The chronological jumble will be a dealbreaker for some people who like their weepers straightforward. Crowley and his editor Justine Wright don’t use title cards or other markers beyond Almut’s physical state, including the pregnant belly and the shaved head of cancer treatment. The jumps feel random at times but digging deeper reveals an emotional logic to them, the way one would remember key moments of their life out of order as it’s coming to an end. I’m not sure the script doesn’t have one or two jumps too many and sometimes longed to spend time in one chapter of this couple for longer than the film allows, but the narrative gamesmanship provides a challenge for the Oscar nominees that likely attracted them to the project in the first place. How do you play day 10 of a relationship different from day 100 or day 1000?
It makes for a truly rewarding acting exercise for fans of Garfield and Pugh. The “Little Women” star has to do more heavy lifting in terms of narrative, but it’s Garfield who really shines in my eyes, conveying concern, anger, and deep sadness through that remarkably expressive face of his. They’re both truly great, not just in their ability to overcome a script that sometimes feels like it’s fighting against their character development but in how much they can do with such small, nuanced acting choices. It helps that they have legit chemistry too, and that Crowley treats their partnership like one between two actual adults—the bizarre trend of “No Sex in Movies” on social media will have a new target.

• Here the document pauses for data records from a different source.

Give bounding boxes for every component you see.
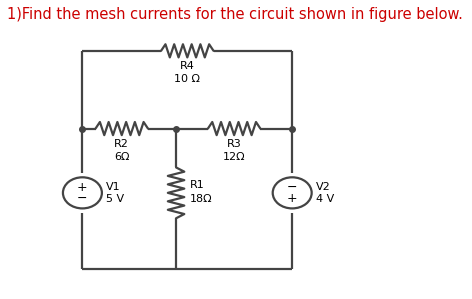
- Text: V2: V2: [316, 182, 331, 192]
- Text: −: −: [77, 192, 88, 205]
- Text: 12Ω: 12Ω: [223, 152, 245, 161]
- Text: R2: R2: [114, 139, 129, 149]
- Text: 4 V: 4 V: [316, 194, 335, 205]
- Text: 10 Ω: 10 Ω: [174, 74, 200, 84]
- Text: 5 V: 5 V: [106, 194, 125, 205]
- Text: 1)Find the mesh currents for the circuit shown in figure below.: 1)Find the mesh currents for the circuit…: [8, 7, 464, 22]
- Text: −: −: [287, 181, 297, 194]
- Text: 18Ω: 18Ω: [190, 194, 213, 205]
- Text: +: +: [77, 181, 88, 194]
- Text: R4: R4: [180, 61, 195, 71]
- Text: R1: R1: [190, 180, 205, 190]
- Text: 6Ω: 6Ω: [114, 152, 129, 161]
- Text: +: +: [287, 192, 297, 205]
- Text: V1: V1: [106, 182, 121, 192]
- Text: R3: R3: [227, 139, 242, 149]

There are times when one can almost visually see the buttons being pushed in “We Live in Time.” It’s not many films that can successfully weave two cancer diagnoses, a birth, a budding romance, and end of life into one film and NOT feel like it’s playing with the emotions of the audience. But I suspect that the people for whom this movie was made won’t care. There’s a reason we keep coming back to this dramatic subgenre, either lucky that we too have found the love of our lives or hoping that we’ll have a meet-cute to match Almut and Tobias. Maybe without the car accident.
This review was filed from the Toronto International Film Festival. It opens on October 11th.